Scientists thrive on unanswered questions. Without puzzles to solve, they would have no careers. But those people who have not had a sound foundation in the process of scientific discovery cannot comfortably live with the unknown. These same individuals become dangerously disruptive to science education when they demand that their faith-based answers to these questions share equal status in science classrooms with empirically testable theories.

In spite of claims by the intelligent designers, no reputable scientist can call on the existence of an almighty guiding force to explain the incredible complexity and order of evolution just because of a lack of total understanding of this complexity and order right now. This notion is no different than creating a god of fire to explain volcanoes, as done millennia ago. Full and open pursuit of scientific truth abruptly ends in our schools when faith is invoked in this way.

For example, we do not now know all the details of genesis. Perhaps space/time is infinite with no boundaries, as Stephen Hawking suggests — we just don’t know, regardless of what those with faith in a creator would like for the faithless to believe. But scientists do not throw up their arms in despair and appeal to a higher being for an answer. (In their own lives, they may make a personal choice to use the beauty and complexity of something like evolution to strengthen their belief in an almighty being, which is perfectly acceptable, but should have nothing to do with their advancement of scientific knowledge in the minds of others.) Thousands of years of knowledge accumulation attest to the fact that with time, answers to even the most difficult questions about nature as we know them today may be discovered.

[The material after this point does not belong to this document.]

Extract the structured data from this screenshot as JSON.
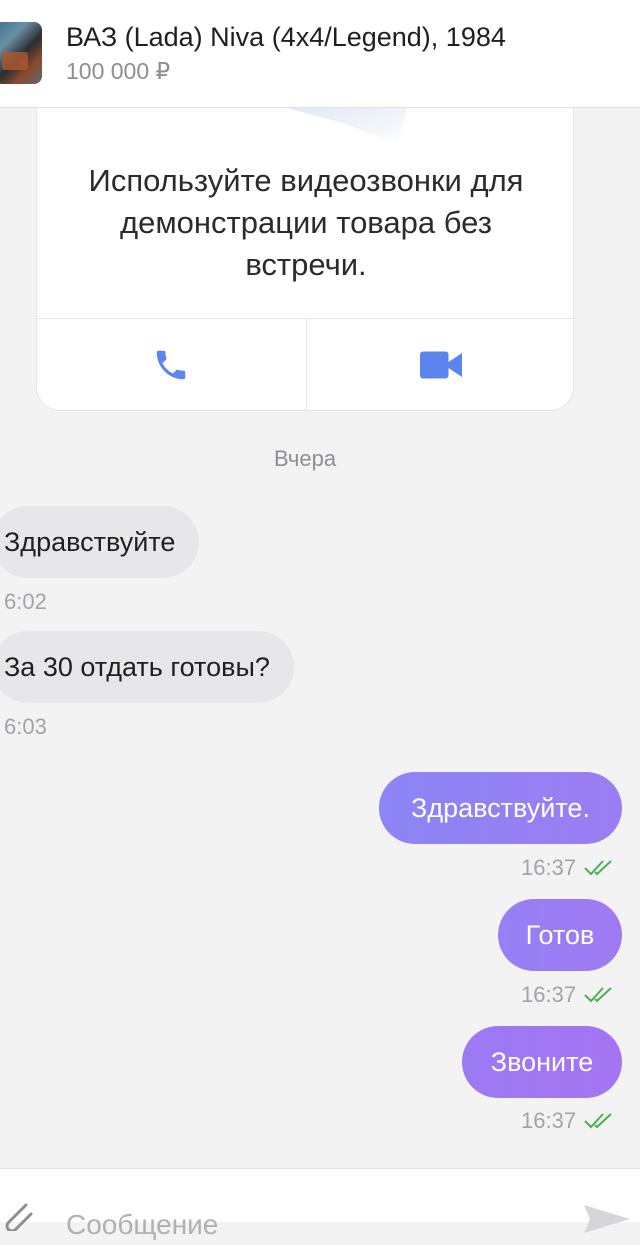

It seems that fundamentalists, and now more and more mainstream religious people, fear the teaching of evolution in the absence of creationism/intelligent design because they lack sufficient confidence and faith in the existence and power of their deity to be manifest without empirical proof. They believe that if their deity is taken out of the physical mechanism of genesis, belief in its existence among children in our schools will be threatened — how sad, selfish and shortsighted.

All people who feel that way should read Christianity and the Age of the Earth, written by geologist, evangelist and self-proclaimed “creationist” Davis A. Young. He presents cogent arguments that Christian evangelism will be significantly hindered by creationists’ attempts to defend their faith by falsely interpreting geologic evidence and thus arguing error on behalf of faith.


Suttner is the Emeritus Robert Shrock Professor of Geological Sciences at Indiana University in Bloomington.